将来的な目標を脇に置いてみても、子どもの生活はイベントとハプニングの連続です。その日その日を無事におくることも大事なことです。成長の度合いにしても三歩進めば二歩下がります。できるようになるかならないかの微妙な時期を経て定着していくのです。

一日二日で何かが大きく変わることはありません。子どもに過度の期待や要求をしないようにしましょう。その日を無事に終えただけで、子どもにとっては価値のある一日なのです。その一日の体験は次の日につながります。その積み重ねの上に人格が築かれて個性が育っていくのです。

もしも怪我をしたならば、次から怪我をしないように教え、消毒し絆創膏を貼り、泣き止むまで甘えさせてあげましょう。
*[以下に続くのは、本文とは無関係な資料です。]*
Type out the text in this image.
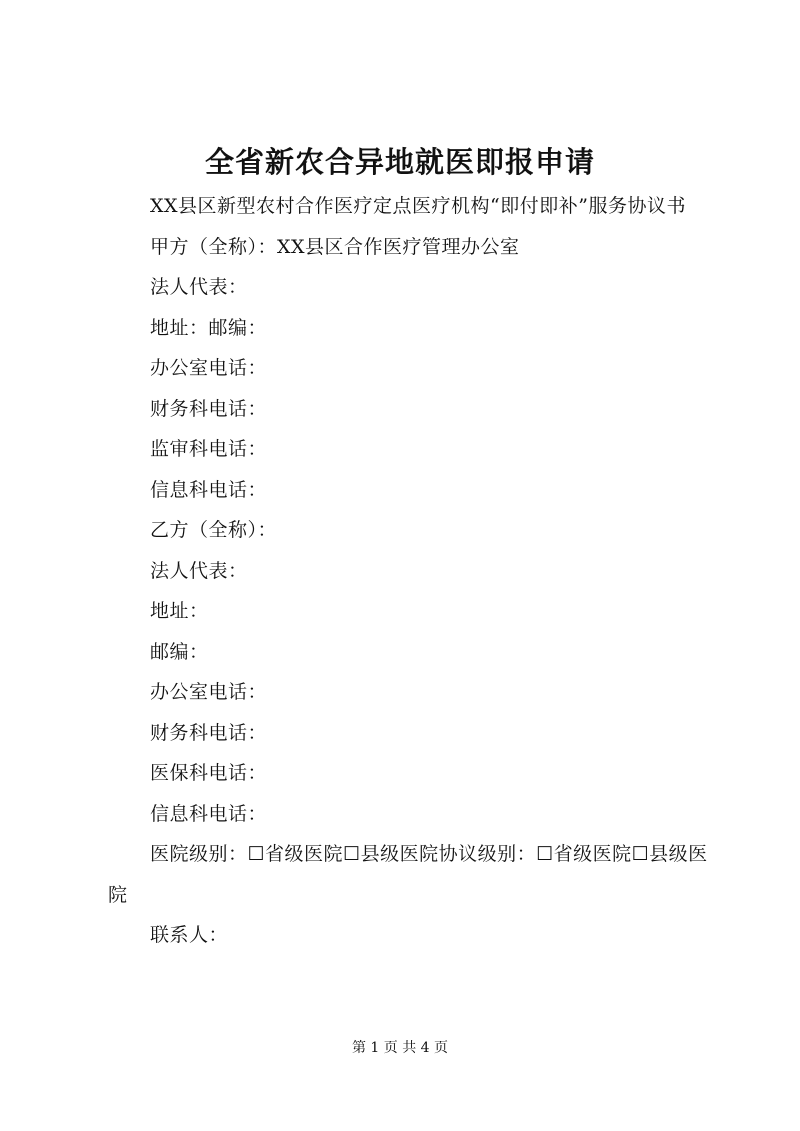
全省新农合异地就医即报申请

XX县区新型农村合作医疗定点医疗机构“即付即补”服务协议书

甲方（全称）：XX县区合作医疗管理办公室

法人代表：

地址：邮编：

办公室电话：

财务科电话：

监审科电话：

信息科电话：

乙方（全称）：

法人代表：

地址：

邮编：

办公室电话：

财务科电话：

医保科电话：

信息科电话：

医院级别：☐省级医院☐县级医院协议级别：☐省级医院☐县级医院

联系人：

第 1 页 共 4 页
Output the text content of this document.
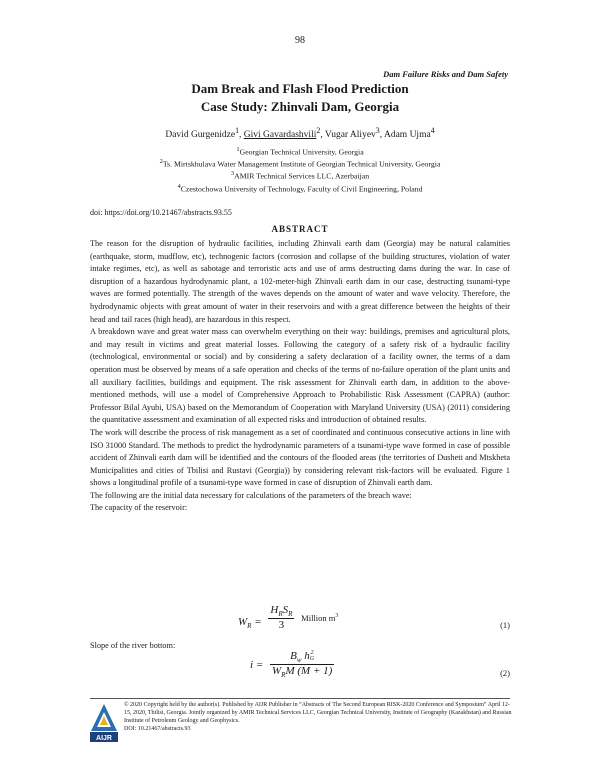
98
Dam Failure Risks and Dam Safety
Dam Break and Flash Flood Prediction
Case Study: Zhinvali Dam, Georgia
David Gurgenidze$^1$, Givi Gavardashvili$^2$, Vugar Aliyev$^3$, Adam Ujma$^4$
$^1$Georgian Technical University, Georgia
$^2$Ts. Mirtskhulava Water Management Institute of Georgian Technical University, Georgia
$^3$AMIR Technical Services LLC, Azerbaijan
$^4$Czestochowa University of Technology, Faculty of Civil Engineering, Poland
doi: https://doi.org/10.21467/abstracts.93.55
ABSTRACT

The reason for the disruption of hydraulic facilities, including Zhinvali earth dam (Georgia) may be natural calamities (earthquake, storm, mudflow, etc), technogenic factors (corrosion and collapse of the building structures, violation of water intake regimes, etc), as well as sabotage and terroristic acts and use of arms destructing dams during the war. In case of disruption of a hazardous hydrodynamic plant, a 102-meter-high Zhinvali earth dam in our case, destructing tsunami-type waves are formed potentially. The strength of the waves depends on the amount of water and wave velocity. Therefore, the hydrodynamic objects with great amount of water in their reservoirs and with a great difference between the heights of their head and tail races (high head), are hazardous in this respect.

A breakdown wave and great water mass can overwhelm everything on their way: buildings, premises and agricultural plots, and may result in victims and great material losses. Following the category of a safety risk of a hydraulic facility (technological, environmental or social) and by considering a safety declaration of a facility owner, the terms of a dam operation must be observed by means of a safe operation and checks of the terms of no-failure operation of the plant units and all auxiliary facilities, buildings and equipment. The risk assessment for Zhinvali earth dam, in addition to the above-mentioned methods, will use a model of Comprehensive Approach to Probabilistic Risk Assessment (CAPRA) (author: Professor Bilal Ayubi, USA) based on the Memorandum of Cooperation with Maryland University (USA) (2011) considering the quantitative assessment and examination of all expected risks and introduction of obtained results.

The work will describe the process of risk management as a set of coordinated and continuous consecutive actions in line with ISO 31000 Standard. The methods to predict the hydrodynamic parameters of a tsunami-type wave formed in case of possible accident of Zhinvali earth dam will be identified and the contours of the flooded areas (the territories of Dusheti and Mtskheta Municipalities and cities of Tbilisi and Rustavi (Georgia)) by considering relevant risk-factors will be evaluated. Figure 1 shows a longitudinal profile of a tsunami-type wave formed in case of disruption of Zhinvali earth dam.

The following are the initial data necessary for calculations of the parameters of the breach wave:

The capacity of the reservoir:

$W_R$ =
$H_RS_R$
3
Million $m^3$
(1)
Slope of the river bottom:
i =
$B_w$ h 2
G
$W_RM$ (M + 1)	(2)
AIJR
© 2020 Copyright held by the author(s). Published by AIJR Publisher in “Abstracts of The Second European RISK-2020 Conference and Symposium” April 12-15, 2020, Tbilisi, Georgia. Jointly organized by AMIR Technical Services LLC, Georgian Technical University, Institute of Geography (Kazakhstan) and Russian Institute of Petroleum Geology and Geophysics.
DOI: 10.21467/abstracts.93
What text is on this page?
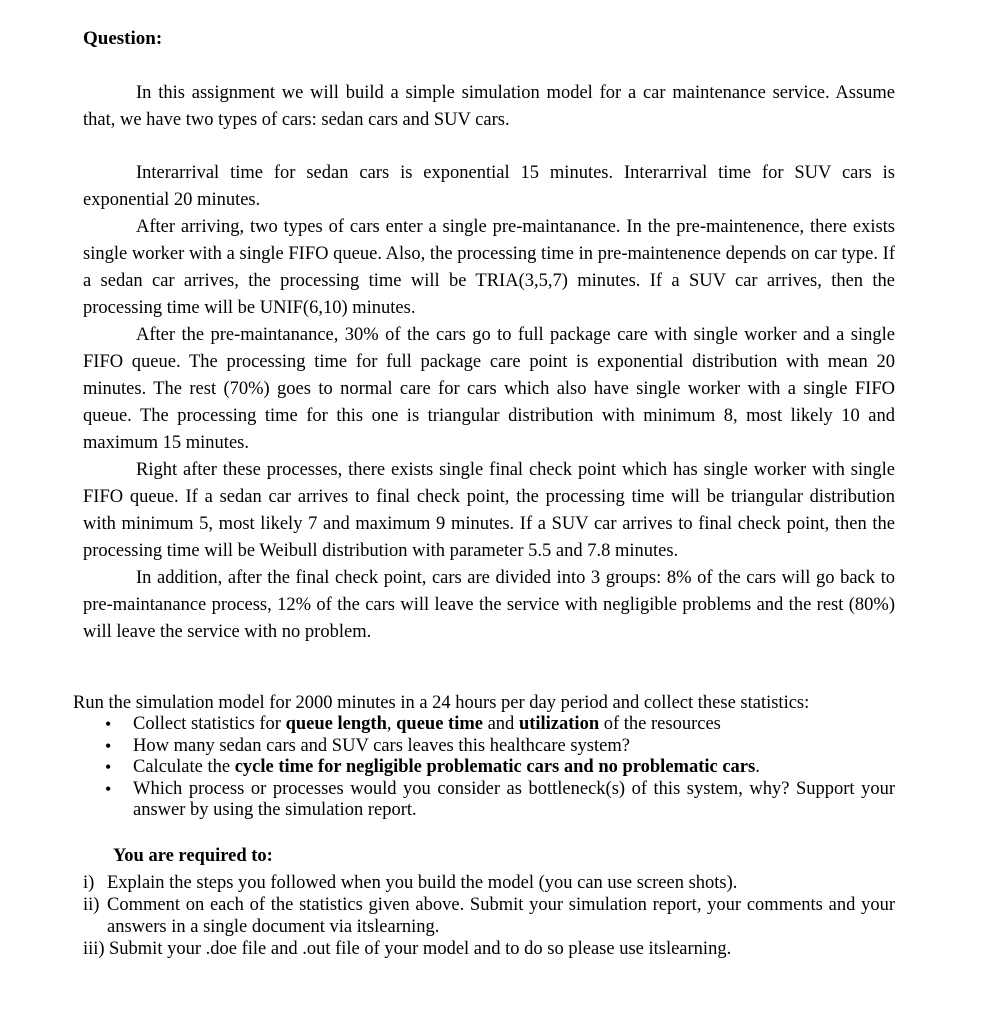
Question:

In this assignment we will build a simple simulation model for a car maintenance service. Assume that, we have two types of cars: sedan cars and SUV cars.

Interarrival time for sedan cars is exponential 15 minutes. Interarrival time for SUV cars is exponential 20 minutes.

After arriving, two types of cars enter a single pre-maintanance. In the pre-maintenence, there exists single worker with a single FIFO queue. Also, the processing time in pre-maintenence depends on car type. If a sedan car arrives, the processing time will be TRIA(3,5,7) minutes. If a SUV car arrives, then the processing time will be UNIF(6,10) minutes.

After the pre-maintanance, 30% of the cars go to full package care with single worker and a single FIFO queue. The processing time for full package care point is exponential distribution with mean 20 minutes. The rest (70%) goes to normal care for cars which also have single worker with a single FIFO queue. The processing time for this one is triangular distribution with minimum 8, most likely 10 and maximum 15 minutes.

Right after these processes, there exists single final check point which has single worker with single FIFO queue. If a sedan car arrives to final check point, the processing time will be triangular distribution with minimum 5, most likely 7 and maximum 9 minutes. If a SUV car arrives to final check point, then the processing time will be Weibull distribution with parameter 5.5 and 7.8 minutes.

In addition, after the final check point, cars are divided into 3 groups: 8% of the cars will go back to pre-maintanance process, 12% of the cars will leave the service with negligible problems and the rest (80%) will leave the service with no problem.

Run the simulation model for 2000 minutes in a 24 hours per day period and collect these statistics:

• Collect statistics for queue length, queue time and utilization of the resources
• How many sedan cars and SUV cars leaves this healthcare system?
• Calculate the cycle time for negligible problematic cars and no problematic cars.
• Which process or processes would you consider as bottleneck(s) of this system, why? Support your answer by using the simulation report.

You are required to:

i) Explain the steps you followed when you build the model (you can use screen shots).
ii) Comment on each of the statistics given above. Submit your simulation report, your comments and your answers in a single document via itslearning.
iii) Submit your .doe file and .out file of your model and to do so please use itslearning.
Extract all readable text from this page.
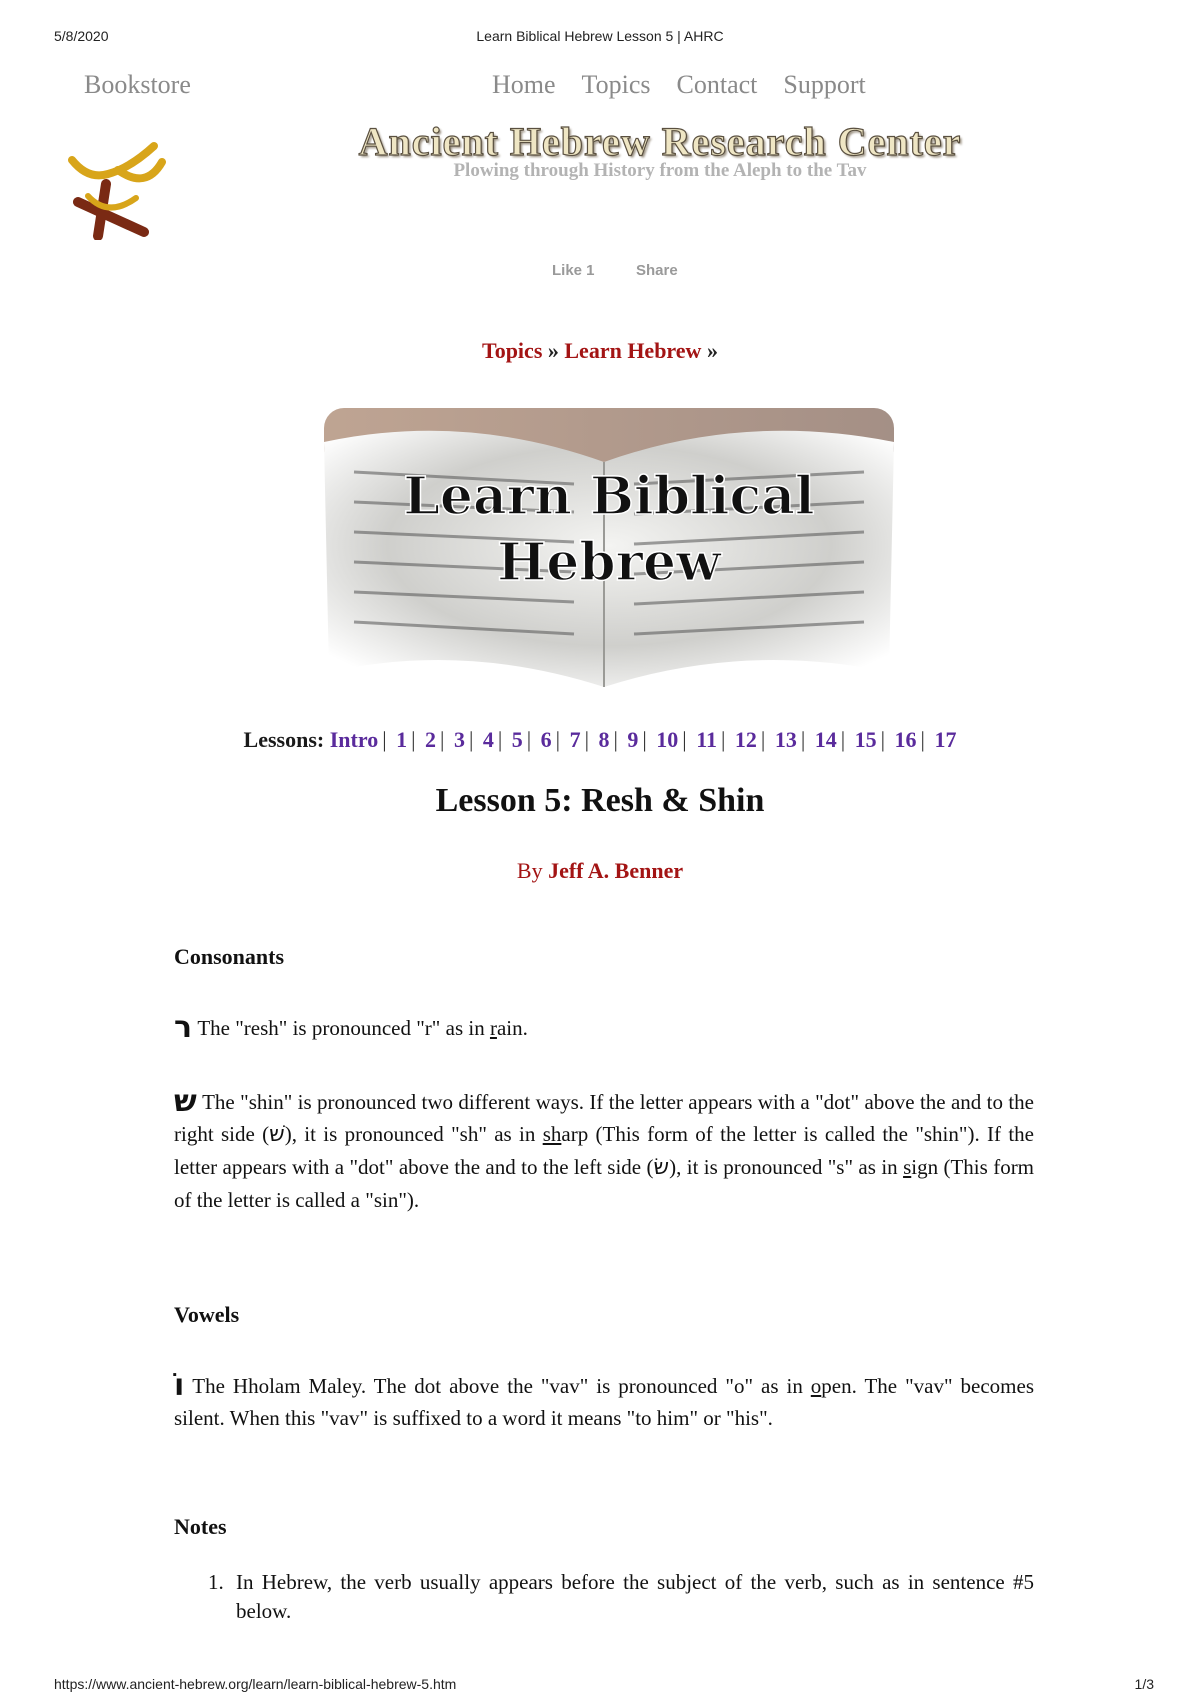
5/8/2020	Learn Biblical Hebrew Lesson 5 | AHRC
Bookstore	Home Topics Contact Support
Ancient Hebrew Research Center
Plowing through History from the Aleph to the Tav
Like 1	Share
Topics » Learn Hebrew »
Learn Biblical
Hebrew
Lessons: Intro | 1 | 2 | 3 | 4 | 5 | 6 | 7 | 8 | 9 | 10 | 11 | 12 | 13 | 14 | 15 | 16 | 17
Lesson 5: Resh & Shin
By Jeff A. Benner
Consonants
ר The "resh" is pronounced "r" as in rain.
ש The "shin" is pronounced two different ways. If the letter appears with a "dot" above the and to the right side (שׁ), it is pronounced "sh" as in sharp (This form of the letter is called the "shin"). If the letter appears with a "dot" above the and to the left side (שׂ), it is pronounced "s" as in sign (This form of the letter is called a "sin").
Vowels
וֹ The Hholam Maley. The dot above the "vav" is pronounced "o" as in open. The "vav" becomes silent. When this "vav" is suffixed to a word it means "to him" or "his".
Notes
1. In Hebrew, the verb usually appears before the subject of the verb, such as in sentence #5 below.
https://www.ancient-hebrew.org/learn/learn-biblical-hebrew-5.htm	1/3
そして励まして一日を終えるのです。

長期的な展望

さて長期的な展望と目標を考えましょう。怪我の例でいうなら、次からは怪我をしないように危ない場所に近寄らない、危険な行為を自ら避けるようになれることが長期的な目標です。その他にも一つ一つの長期的な目標がありますが、それを短期的な処置と関連付けて考えるようにしてください。

その子どもの半年後、一年後、三年後、五年後を想像してみてください。どんな風に成長するでしょうか。どんな性格になるでしょうか。どこまでの能力を獲得しているでしょうか。そのイメージを忘れないでください。

その希望通りにいくかどうかは別にして、逆算することはできます。そのイメージの姿になるために、今現在の子どもに必要な教育とサポートはどのようなものでしょうか?勝手にできるようになることもあります。試行錯誤したままのこともあります。人から言われて初めて問題に気づく場合もあります。それも念頭に置きながら子どもと向き合うことを忘れないようにしてください。